An antibiotic candidate developed by the Irish company Iterum Therapeutics has failed to meet the main goal of a phase III trial, a blow for efforts to meet the challenge of global antibiotic resistance.
Iterum Therapeutics’ drug sulopenem was tested in a phase III trial that recruited 674 patients suffering from complicated intra-abdominal infections. These are the second most deadly type of infection for patients in intensive care. The aim of the trial was to show that sulopenem was as good at treating the infections as ertapenem, an approved antibiotic for the condition.
According to the trial results, sulopenem treated the infection in almost 5% fewer patients than ertapenem. The drug statistically failed to show that it was as good as its approved counterpart.
Despite this disappointing result, Iterum is holding out hope for an FDA approval. The company pointed out that the miss was a narrow one, and it will await results from two other phase III trials of the antibiotic in patients with infections of the urinary tract. The results are expected in early 2020.
Abdominal and urinary tract infections that are resistant to first-line antibiotics are often treated with injected antibiotics like carbapenems or harsh oral antibiotics like fluoroquinolones. Iterum licensed sulopenem from Pfizer in 2015 because it saw the potential for the drug to treat drug-resistant abdominal and urinary tract infections in an oral form without the side effects of fluoroquinolones.
Iterum’s phase III trial failure is a setback for those hoping for the approval of new antibiotics on the market. There is a growing crisis of new strains of bacteria becoming resistant to existing antibiotics and big pharma companies tend to see developing antibiotics as unprofitable due to their limited lifespan and sparing use in healthcare. To tackle this problem, governments like that of the UK are increasingly implementing policies to hurry up the development of new treatment options.

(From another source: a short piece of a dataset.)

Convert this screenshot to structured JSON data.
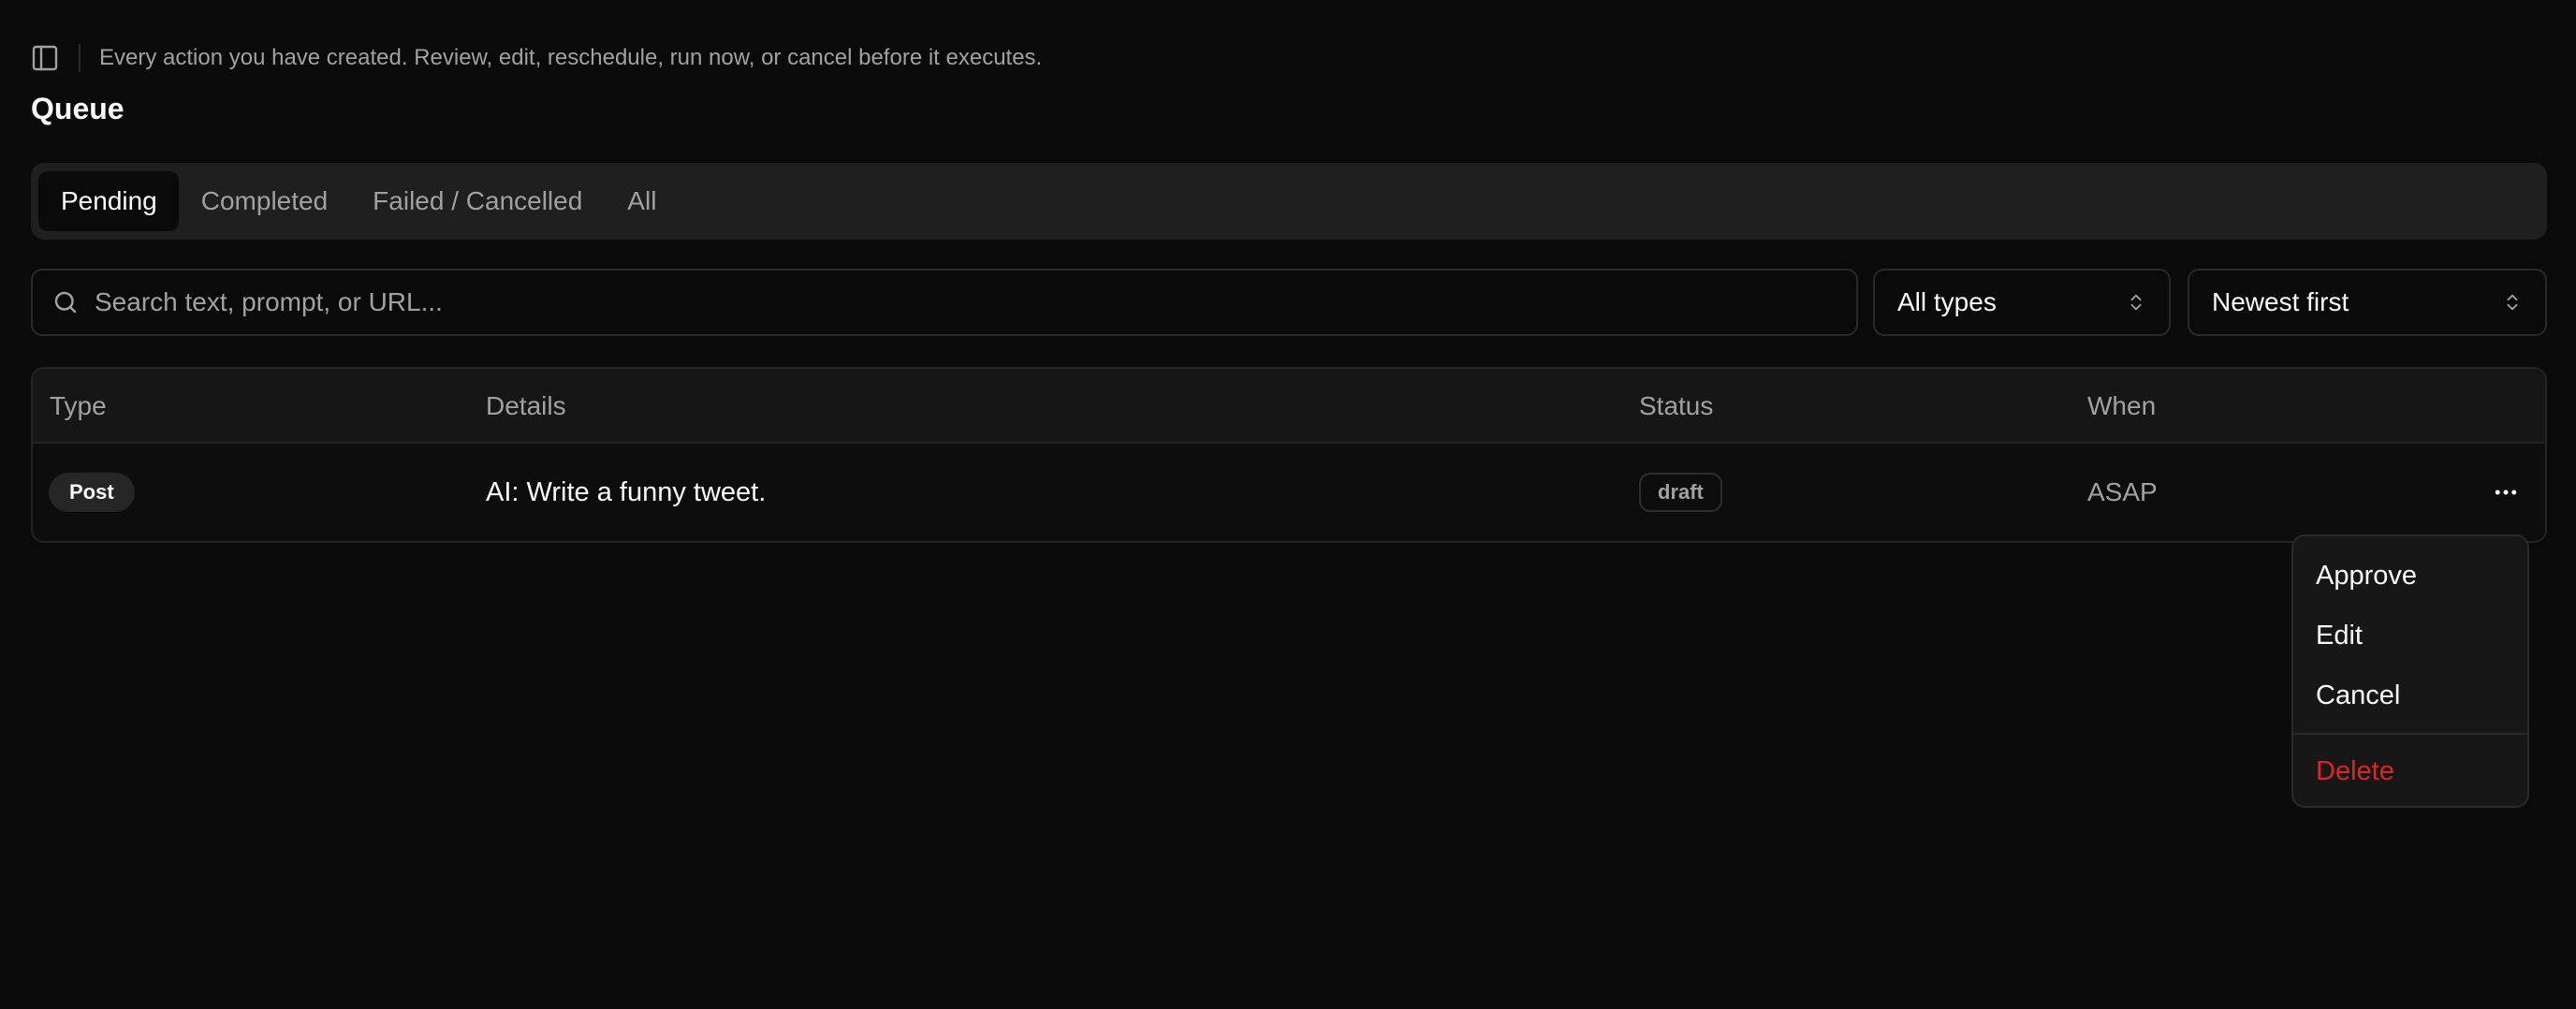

While Iterum Therapeutics’ antibiotic is one of the most developed of the new generation of antibiotics, a number of companies in Europe have antibiotic candidates in phase III including the big pharma GSK and the UK biotech Summit Therapeutics.
In addition to small molecule antibiotics, there are companies developing other antibacterial treatments to tackle the antibiotic resistance crisis. For example, the French biotech Pherecydes Pharma is developing bacteria-hunting viruses called bacteriophages to bypass antibiotic resistance.